= Rachel Isaacs =

American rabbi

Rachel Isaacs was the first openly lesbian rabbi ordained by the Conservative movement's Jewish Theological Seminary ("JTS"), which occurred in May 2011.

==Biography==
Isaacs earned her B.A. from Wellesley College in 2005, where she was the Hillel Co-president. She transferred to the Jewish Theological Seminary (JTS) from the Reform movement's Hebrew Union College-Jewish Institute of Religion in her third year of rabbinical school.
Isaacs was mentored at JTS by Rabbi Carie Carter, who placed the tallit across Isaacs' shoulders at her ordination. Rabbi Carter was a closeted lesbian during her time at JTS, and wrote the originally-anonymous chapter "In Hiding" about lesbian Conservative rabbis in the 2001 book Lesbian Rabbis: The First Generation. Rabbi Carter is now openly lesbian, and works at Brooklyn's Park Slope Jewish Center, which Rachel Isaacs interned at.

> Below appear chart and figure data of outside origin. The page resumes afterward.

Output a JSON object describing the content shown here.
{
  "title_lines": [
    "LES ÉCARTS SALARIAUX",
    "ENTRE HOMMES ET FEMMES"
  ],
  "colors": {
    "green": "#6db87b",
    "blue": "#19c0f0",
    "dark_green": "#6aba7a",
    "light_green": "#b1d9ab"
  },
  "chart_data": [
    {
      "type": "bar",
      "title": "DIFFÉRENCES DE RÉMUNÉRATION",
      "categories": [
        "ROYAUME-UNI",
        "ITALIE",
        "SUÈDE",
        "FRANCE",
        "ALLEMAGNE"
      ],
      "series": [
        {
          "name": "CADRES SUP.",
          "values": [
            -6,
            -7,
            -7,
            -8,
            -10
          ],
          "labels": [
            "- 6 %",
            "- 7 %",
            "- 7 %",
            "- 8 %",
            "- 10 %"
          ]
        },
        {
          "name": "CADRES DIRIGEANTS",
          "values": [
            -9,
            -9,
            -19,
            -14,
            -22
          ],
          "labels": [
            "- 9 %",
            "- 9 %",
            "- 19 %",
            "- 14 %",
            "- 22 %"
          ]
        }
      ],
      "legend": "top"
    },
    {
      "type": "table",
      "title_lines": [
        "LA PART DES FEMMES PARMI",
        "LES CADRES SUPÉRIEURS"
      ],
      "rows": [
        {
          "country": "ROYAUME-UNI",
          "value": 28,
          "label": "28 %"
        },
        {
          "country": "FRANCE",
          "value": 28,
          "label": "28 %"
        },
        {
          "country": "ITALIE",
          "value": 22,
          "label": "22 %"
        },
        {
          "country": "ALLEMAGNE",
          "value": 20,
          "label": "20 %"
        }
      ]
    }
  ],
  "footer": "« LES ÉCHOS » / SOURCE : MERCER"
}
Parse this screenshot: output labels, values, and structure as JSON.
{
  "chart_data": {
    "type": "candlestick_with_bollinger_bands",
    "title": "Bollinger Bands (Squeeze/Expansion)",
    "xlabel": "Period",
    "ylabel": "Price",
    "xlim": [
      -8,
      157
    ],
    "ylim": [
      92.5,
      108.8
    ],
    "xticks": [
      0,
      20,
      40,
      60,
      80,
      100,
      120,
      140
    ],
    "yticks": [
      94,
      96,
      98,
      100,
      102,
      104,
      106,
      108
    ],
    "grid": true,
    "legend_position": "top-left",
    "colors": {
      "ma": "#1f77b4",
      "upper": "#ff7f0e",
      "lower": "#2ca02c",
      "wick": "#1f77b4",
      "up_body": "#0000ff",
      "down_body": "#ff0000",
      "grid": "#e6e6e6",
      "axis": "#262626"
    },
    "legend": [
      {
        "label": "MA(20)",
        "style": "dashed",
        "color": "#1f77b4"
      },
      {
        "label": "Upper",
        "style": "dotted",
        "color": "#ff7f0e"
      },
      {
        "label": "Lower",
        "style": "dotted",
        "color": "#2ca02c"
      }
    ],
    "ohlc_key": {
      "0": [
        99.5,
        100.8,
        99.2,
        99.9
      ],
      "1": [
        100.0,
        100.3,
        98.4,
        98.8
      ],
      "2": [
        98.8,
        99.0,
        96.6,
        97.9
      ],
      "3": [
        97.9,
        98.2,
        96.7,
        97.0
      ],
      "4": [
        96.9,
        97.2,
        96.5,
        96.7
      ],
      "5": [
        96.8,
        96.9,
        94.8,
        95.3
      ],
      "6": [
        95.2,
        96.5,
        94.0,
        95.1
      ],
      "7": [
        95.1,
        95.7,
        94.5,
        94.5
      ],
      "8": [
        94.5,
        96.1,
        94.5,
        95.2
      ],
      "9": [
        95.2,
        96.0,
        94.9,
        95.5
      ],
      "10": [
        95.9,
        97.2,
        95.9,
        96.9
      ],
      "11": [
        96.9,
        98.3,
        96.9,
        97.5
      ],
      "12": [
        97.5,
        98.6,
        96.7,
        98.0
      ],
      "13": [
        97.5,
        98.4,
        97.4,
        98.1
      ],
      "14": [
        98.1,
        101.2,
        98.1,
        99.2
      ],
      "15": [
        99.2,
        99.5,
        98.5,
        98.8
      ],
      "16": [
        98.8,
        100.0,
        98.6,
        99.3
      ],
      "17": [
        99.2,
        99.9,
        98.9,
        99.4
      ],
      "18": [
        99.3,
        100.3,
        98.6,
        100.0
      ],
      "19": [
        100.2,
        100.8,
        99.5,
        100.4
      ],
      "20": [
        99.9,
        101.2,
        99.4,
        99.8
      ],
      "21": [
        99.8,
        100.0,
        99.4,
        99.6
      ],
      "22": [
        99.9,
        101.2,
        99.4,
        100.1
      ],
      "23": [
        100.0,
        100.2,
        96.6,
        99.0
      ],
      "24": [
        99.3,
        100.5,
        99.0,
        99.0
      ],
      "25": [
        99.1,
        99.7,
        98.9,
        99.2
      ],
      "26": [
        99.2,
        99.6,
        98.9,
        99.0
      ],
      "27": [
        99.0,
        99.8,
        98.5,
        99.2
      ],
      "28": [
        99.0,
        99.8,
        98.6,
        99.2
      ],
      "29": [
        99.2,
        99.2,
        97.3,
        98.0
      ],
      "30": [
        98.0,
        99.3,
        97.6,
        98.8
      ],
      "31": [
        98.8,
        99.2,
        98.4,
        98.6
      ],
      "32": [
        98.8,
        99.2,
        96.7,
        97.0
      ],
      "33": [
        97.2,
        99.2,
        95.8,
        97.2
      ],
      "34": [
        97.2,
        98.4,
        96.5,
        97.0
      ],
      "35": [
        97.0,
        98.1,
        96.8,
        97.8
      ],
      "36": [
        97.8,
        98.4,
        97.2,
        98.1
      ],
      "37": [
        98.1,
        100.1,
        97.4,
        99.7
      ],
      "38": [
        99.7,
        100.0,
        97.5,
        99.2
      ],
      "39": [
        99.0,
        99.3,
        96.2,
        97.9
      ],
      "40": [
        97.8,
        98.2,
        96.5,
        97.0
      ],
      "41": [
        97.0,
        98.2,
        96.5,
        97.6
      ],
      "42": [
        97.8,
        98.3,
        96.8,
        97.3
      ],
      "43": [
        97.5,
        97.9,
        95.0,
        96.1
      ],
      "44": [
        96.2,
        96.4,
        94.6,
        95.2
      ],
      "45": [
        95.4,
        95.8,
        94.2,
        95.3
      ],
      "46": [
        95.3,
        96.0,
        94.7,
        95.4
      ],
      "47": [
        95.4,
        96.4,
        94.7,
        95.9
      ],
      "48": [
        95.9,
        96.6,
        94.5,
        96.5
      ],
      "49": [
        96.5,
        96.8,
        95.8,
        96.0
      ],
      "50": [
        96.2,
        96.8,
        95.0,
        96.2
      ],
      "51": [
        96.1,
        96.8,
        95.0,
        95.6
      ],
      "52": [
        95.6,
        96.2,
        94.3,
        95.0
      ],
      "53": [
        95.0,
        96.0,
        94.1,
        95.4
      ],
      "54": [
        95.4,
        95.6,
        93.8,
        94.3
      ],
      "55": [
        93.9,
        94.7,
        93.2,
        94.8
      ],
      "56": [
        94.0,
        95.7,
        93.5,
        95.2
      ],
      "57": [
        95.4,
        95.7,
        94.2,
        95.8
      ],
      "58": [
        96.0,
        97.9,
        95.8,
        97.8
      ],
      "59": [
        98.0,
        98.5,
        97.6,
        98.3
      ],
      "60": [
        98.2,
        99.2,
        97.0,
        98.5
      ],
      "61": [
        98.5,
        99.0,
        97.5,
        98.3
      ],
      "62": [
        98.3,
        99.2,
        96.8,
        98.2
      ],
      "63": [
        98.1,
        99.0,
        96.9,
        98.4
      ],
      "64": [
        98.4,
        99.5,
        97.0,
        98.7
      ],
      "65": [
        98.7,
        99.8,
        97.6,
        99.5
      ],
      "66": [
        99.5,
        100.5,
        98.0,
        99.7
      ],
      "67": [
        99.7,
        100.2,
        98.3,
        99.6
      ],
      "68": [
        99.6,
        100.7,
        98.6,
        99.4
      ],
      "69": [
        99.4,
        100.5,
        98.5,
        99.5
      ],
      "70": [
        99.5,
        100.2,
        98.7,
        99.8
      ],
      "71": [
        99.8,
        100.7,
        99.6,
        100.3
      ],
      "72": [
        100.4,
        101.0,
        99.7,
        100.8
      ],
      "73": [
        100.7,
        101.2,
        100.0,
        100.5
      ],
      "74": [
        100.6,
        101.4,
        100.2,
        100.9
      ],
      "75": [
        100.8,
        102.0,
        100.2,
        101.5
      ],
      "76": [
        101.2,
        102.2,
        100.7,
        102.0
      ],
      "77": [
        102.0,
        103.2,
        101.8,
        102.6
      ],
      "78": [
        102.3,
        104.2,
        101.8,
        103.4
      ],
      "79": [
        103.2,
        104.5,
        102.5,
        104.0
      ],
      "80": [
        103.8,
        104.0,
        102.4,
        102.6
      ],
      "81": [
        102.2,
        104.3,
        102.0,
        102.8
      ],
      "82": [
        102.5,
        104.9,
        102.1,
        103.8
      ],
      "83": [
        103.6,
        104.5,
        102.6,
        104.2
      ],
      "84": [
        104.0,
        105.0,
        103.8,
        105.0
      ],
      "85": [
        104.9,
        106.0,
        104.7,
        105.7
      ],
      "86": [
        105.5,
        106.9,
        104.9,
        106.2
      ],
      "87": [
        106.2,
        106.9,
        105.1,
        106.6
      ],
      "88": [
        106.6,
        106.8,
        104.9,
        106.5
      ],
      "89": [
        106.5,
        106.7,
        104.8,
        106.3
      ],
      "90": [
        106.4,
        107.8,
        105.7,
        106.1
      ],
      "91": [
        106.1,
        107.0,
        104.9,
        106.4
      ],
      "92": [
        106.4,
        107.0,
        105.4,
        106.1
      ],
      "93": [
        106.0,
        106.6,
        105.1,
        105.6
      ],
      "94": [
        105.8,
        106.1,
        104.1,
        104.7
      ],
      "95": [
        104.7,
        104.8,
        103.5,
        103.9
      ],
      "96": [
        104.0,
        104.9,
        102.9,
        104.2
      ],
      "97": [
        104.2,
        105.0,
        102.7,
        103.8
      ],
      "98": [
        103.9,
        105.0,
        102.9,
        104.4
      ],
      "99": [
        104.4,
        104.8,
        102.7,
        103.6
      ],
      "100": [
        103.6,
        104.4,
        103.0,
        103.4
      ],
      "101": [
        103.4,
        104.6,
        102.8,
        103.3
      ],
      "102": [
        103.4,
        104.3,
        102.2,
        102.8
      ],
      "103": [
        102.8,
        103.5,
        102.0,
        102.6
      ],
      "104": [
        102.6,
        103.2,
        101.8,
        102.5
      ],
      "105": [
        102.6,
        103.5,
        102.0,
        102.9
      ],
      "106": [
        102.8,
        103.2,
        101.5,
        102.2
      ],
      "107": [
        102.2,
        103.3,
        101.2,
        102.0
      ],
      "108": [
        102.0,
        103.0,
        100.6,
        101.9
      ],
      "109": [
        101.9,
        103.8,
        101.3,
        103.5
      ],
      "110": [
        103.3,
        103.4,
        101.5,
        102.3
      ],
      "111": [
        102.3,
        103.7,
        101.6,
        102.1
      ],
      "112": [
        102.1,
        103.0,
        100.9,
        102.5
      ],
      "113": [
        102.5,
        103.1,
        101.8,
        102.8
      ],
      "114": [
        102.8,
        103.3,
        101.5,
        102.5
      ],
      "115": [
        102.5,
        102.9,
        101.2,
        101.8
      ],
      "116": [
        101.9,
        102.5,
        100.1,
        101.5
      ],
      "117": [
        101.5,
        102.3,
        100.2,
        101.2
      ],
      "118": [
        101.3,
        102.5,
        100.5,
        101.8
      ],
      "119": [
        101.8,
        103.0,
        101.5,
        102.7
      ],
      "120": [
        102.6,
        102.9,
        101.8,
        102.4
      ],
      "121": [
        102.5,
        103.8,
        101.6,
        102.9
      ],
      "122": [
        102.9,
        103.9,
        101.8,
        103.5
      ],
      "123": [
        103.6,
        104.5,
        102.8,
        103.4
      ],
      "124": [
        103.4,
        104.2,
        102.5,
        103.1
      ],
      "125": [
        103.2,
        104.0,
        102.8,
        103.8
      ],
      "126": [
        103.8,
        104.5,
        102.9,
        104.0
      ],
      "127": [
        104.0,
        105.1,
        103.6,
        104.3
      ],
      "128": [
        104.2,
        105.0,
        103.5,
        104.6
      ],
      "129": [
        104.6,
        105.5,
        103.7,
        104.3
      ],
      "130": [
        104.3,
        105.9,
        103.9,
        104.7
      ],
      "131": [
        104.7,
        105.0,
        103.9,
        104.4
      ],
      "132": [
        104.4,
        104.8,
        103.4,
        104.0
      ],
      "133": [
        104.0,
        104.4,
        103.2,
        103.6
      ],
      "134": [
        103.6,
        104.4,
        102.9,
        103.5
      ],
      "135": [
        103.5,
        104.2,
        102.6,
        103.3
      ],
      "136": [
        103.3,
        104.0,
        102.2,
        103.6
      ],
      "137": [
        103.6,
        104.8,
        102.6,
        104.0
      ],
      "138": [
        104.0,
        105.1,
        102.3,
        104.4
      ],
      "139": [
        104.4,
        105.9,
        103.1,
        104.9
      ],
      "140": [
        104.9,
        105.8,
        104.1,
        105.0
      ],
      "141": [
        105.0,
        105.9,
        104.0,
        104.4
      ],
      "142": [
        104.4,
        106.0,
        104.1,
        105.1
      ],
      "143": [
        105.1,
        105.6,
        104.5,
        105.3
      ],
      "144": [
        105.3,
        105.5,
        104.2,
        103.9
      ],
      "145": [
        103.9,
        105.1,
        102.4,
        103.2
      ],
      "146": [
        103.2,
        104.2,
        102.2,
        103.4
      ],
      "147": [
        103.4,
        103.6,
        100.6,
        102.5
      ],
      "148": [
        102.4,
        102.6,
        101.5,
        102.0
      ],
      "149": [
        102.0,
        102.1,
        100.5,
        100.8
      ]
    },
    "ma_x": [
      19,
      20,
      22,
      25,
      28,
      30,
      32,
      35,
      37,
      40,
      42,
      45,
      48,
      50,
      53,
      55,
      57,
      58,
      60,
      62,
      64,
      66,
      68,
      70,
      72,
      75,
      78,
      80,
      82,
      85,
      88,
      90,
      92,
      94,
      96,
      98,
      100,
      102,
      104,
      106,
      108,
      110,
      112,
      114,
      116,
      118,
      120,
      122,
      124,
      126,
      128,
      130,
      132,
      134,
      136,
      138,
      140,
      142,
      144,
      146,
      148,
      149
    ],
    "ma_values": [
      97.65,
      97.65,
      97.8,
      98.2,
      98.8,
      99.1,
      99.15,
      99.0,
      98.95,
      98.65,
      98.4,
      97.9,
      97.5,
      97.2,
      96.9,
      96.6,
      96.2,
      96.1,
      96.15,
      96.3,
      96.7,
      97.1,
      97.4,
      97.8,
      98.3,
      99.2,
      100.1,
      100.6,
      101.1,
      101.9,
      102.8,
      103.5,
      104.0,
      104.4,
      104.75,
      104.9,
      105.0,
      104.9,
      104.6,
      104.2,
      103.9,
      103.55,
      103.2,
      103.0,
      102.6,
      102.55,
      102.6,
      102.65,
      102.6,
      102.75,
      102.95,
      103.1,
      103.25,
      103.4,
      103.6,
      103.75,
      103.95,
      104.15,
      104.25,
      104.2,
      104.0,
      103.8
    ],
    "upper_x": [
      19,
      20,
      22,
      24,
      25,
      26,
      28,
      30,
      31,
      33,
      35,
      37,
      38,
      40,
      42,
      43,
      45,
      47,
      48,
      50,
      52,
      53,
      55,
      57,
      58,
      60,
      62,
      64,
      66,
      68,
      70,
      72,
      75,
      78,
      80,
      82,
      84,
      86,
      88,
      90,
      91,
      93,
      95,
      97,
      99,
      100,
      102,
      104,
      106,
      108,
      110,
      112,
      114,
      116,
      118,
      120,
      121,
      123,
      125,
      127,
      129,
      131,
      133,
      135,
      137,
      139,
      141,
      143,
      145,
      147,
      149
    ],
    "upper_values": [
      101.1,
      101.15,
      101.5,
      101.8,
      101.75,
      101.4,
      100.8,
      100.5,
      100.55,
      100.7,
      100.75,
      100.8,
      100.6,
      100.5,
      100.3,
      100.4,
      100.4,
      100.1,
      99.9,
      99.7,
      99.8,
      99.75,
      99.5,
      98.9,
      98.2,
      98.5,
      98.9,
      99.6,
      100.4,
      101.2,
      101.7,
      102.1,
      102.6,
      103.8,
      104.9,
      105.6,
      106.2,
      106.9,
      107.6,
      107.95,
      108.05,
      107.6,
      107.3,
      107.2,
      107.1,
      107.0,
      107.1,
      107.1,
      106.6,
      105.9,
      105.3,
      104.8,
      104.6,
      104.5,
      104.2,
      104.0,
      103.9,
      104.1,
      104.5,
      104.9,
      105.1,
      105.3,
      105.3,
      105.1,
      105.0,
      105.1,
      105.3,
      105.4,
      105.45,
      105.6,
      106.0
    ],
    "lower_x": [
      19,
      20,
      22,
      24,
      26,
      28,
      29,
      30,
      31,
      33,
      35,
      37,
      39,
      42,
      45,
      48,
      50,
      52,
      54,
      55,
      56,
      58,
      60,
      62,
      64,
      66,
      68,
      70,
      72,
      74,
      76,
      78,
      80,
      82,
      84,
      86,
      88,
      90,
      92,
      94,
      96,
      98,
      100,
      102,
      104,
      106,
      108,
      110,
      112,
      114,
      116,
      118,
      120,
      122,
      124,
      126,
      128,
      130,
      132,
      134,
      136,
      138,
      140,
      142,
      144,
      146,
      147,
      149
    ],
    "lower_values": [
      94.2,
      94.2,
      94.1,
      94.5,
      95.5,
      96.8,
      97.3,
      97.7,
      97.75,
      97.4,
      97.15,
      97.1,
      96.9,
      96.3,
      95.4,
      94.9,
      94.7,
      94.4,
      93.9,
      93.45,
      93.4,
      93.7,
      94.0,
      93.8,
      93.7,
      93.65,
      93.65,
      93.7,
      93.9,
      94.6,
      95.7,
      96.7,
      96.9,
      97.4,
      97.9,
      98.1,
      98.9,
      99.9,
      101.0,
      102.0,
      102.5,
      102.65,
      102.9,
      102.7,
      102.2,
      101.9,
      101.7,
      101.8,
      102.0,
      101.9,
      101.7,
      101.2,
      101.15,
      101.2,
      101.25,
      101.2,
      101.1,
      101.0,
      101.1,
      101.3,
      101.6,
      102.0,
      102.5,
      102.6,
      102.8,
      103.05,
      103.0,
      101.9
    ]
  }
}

In 2011 Isaacs became the first openly lesbian rabbi ordained by JTS, and later that year she became the first openly gay rabbi to join the Rabbinical Assembly.

In 2014, Isaacs was named one of "America's Most Inspiring Rabbis" by the Jewish Daily Forward. In 2016, she delivered the evening Hanukkah benediction at the White House.

She is now the rabbi of Congregation Beth Israel in Waterville, Maine, which is a Conservative synagogue, as well as the Dorothy "Bibby" Levine Alfond Assistant Professor of Jewish Studies at Colby College. She is also the director of the Center for Small Town Jewish Life, also at Colby.